An iron tank weighing 5 kg contains 20 kg of water and 6 kg of ice at 0 degrees. How much water vapor

An iron tank weighing 5 kg contains 20 kg of water and 6 kg of ice at 0 degrees. How much water vapor at 100 degrees should be introduced into the tank to melt the ice and heat the water to 70 degrees.

To determine the mass of water vapor introduced into the tank, we use the equality: mp * (L + Cw * (tp – t)) = λl * ml + Sv * (ml + mw) * t + Czh * mb * t, from where we express: mp = (λl * ml + Sv * (ml + mv) * t + Czh * mb * t) / (L + Cw * (tp – t)).

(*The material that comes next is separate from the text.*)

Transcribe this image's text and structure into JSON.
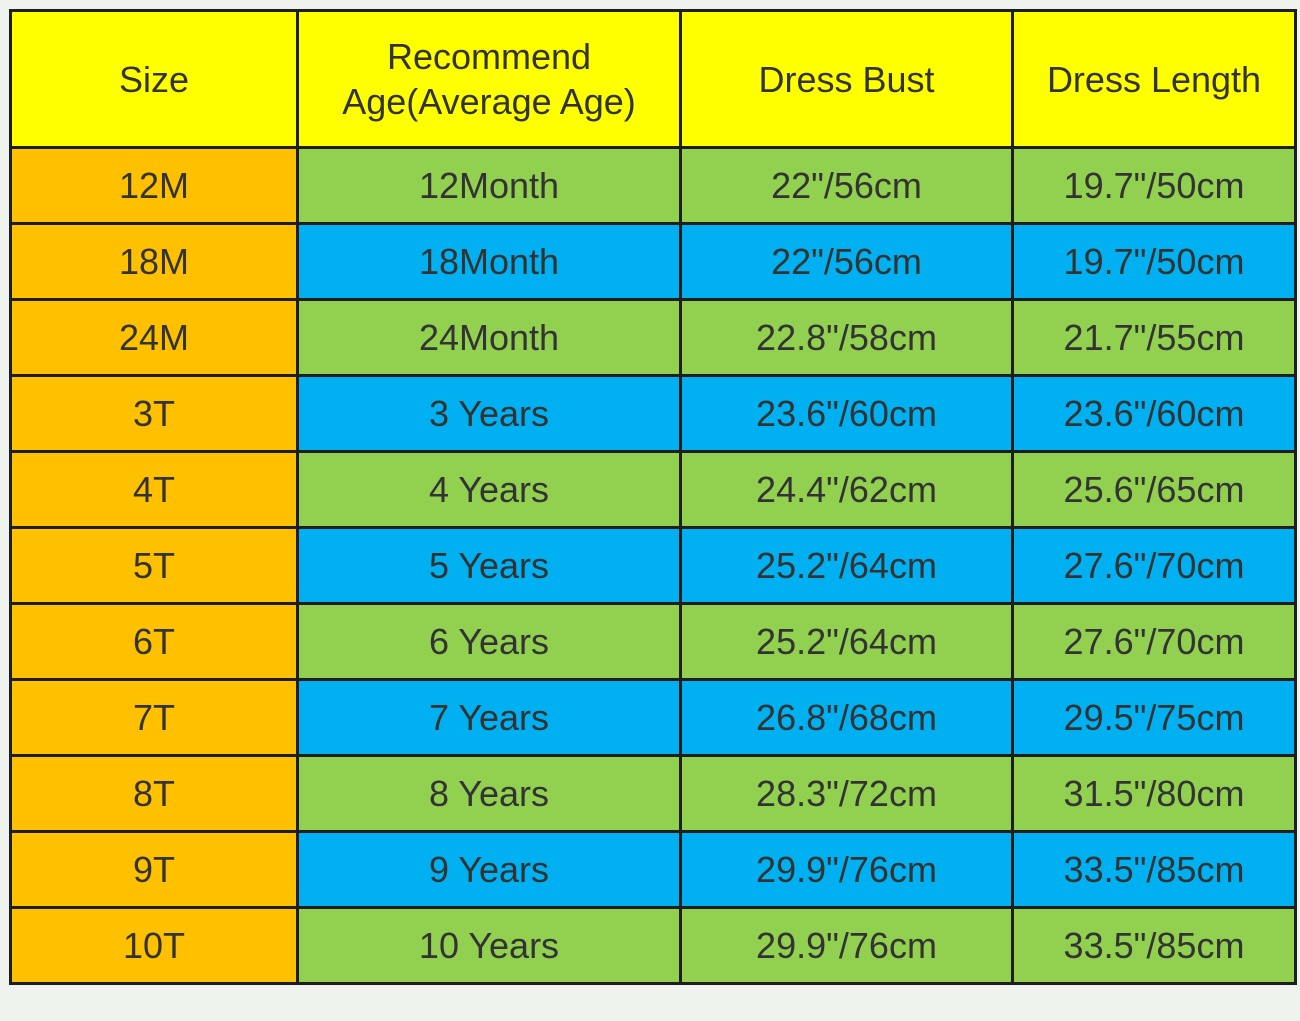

Constants and variables: λl – beats. heat of melting of ice (λl = 34 * 10 ^ 4 J / kg); ml is the mass of ice in the tank (ml = 6 kg); Cv – beats heat capacity of water (Cw = 4.2 * 10 ^ 3 J / (kg * K)); mw is the mass of water before steam injection (mw = 20 kg); t – equilibrium temperature (t = 70 ºС); Szh – beats heat capacity of iron (Czh = 460 J / (kg * K)); mb is the mass of the iron tank (mb = 5 kg); L – beats. heat of condensation of water vapor (L = 2.3 * 10 ^ 6 J / kg); tp is the temperature of the steam before it is introduced into the tank (tp = 100 ºС).

Calculation: mp = (34 * 10 ^ 4 * 6 + 4.2 * 10 ^ 3 * (6 + 20) * 70 + 460 * 5 * 70) / (2.3 * 10 ^ 6 + 4.2 * 10 ^ 3 * (100 – 70)) = 4.06 kg.

Answer: You need to enter 4.06 kg of water vapor into the tank.